If we are serious about increasing employment and tackling inactivity, we also need to be serious about how the support that is needed is delivered. Central systems have their place, but they cannot do everything; we also need long-term backing for place-based approaches and proper partnership with community organisations. Collectively, we need the confidence to move away from one-size-fits-all solutions.

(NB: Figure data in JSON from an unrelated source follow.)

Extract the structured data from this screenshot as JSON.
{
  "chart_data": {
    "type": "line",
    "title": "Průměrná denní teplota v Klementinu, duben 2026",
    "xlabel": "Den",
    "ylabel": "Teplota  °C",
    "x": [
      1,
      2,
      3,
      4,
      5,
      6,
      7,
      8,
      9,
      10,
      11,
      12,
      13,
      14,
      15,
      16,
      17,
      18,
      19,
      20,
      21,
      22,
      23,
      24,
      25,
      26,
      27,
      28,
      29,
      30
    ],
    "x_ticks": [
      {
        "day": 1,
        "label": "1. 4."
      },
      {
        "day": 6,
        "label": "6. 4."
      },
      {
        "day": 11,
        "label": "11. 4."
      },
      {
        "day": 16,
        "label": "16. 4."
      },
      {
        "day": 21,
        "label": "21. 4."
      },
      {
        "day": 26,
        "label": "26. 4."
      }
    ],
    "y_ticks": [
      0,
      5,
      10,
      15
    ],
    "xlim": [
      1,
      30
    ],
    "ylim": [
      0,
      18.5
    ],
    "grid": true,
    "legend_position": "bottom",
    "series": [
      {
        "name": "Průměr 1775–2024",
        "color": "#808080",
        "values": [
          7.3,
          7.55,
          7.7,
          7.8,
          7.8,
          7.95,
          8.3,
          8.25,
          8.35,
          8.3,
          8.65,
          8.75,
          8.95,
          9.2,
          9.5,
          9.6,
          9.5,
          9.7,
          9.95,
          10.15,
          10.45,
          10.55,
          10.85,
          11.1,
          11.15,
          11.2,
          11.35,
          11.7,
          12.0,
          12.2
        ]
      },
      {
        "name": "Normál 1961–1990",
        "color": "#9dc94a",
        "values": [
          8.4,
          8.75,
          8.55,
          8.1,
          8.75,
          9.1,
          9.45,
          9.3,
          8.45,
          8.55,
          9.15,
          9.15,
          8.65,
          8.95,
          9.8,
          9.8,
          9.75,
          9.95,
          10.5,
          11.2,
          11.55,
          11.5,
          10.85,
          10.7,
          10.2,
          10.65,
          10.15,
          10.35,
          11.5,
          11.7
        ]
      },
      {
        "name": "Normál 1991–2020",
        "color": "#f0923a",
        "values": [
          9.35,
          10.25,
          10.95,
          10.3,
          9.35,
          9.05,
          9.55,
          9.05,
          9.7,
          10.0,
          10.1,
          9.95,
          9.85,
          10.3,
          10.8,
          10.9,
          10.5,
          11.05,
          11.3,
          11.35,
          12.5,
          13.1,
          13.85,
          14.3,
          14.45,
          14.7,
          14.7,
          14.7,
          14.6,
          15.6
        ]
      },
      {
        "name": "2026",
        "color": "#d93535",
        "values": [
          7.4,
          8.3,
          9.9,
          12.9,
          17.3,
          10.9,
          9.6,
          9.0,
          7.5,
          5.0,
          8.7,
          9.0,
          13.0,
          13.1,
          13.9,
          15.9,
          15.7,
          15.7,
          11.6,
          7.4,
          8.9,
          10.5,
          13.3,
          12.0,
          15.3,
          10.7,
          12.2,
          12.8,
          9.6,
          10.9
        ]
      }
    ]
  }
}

More than 9 million working-age people in the UK are economically inactive, and long-term sickness is the single largest driver of inactivity among 16 to 64-year-olds. In Southport and across the country, organisations such as The Big Onion and Transform Lives Company, and schemes such as Cradle to Career, are already doing the work that we say we want to see. The question is whether national policy is willing to learn from them and support them properly.
Mr Calvin Bailey
My hon. Friend is making a powerful point about place-based intervention. Last week, I welcomed the Minister for Industry, my hon. Friend the Member for Stockton North (Chris McDonald), to Build Academy in Wanstead, an incredible scheme that is providing accessible training in construction skills to local people. My hon. Friend the Member for Southport (Patrick Hurley) was making the point that we need to focus on these fantastic young learners to ensure that they are site ready and capable of going directly into full-time local employment or apprenticeships. Does he agree that such learning programmes need to be shared, so that they can permanently address the issues that he raises and be scaled up and rolled out around the country?
Patrick Hurley
I agree wholeheartedly with my hon. Friend. Not only can we scale and roll out those programmes, but we can do peer-to-peer learning, so that the best of what works in one part of the country might be applied elsewhere.
I hope the Minister will reflect on some of what I have mentioned this afternoon and on how future employment policy can better embed place-based delivery of these schemes, giving local providers the certainty they need and ensuring that employment support is something people feel genuinely helped by, not just processed through.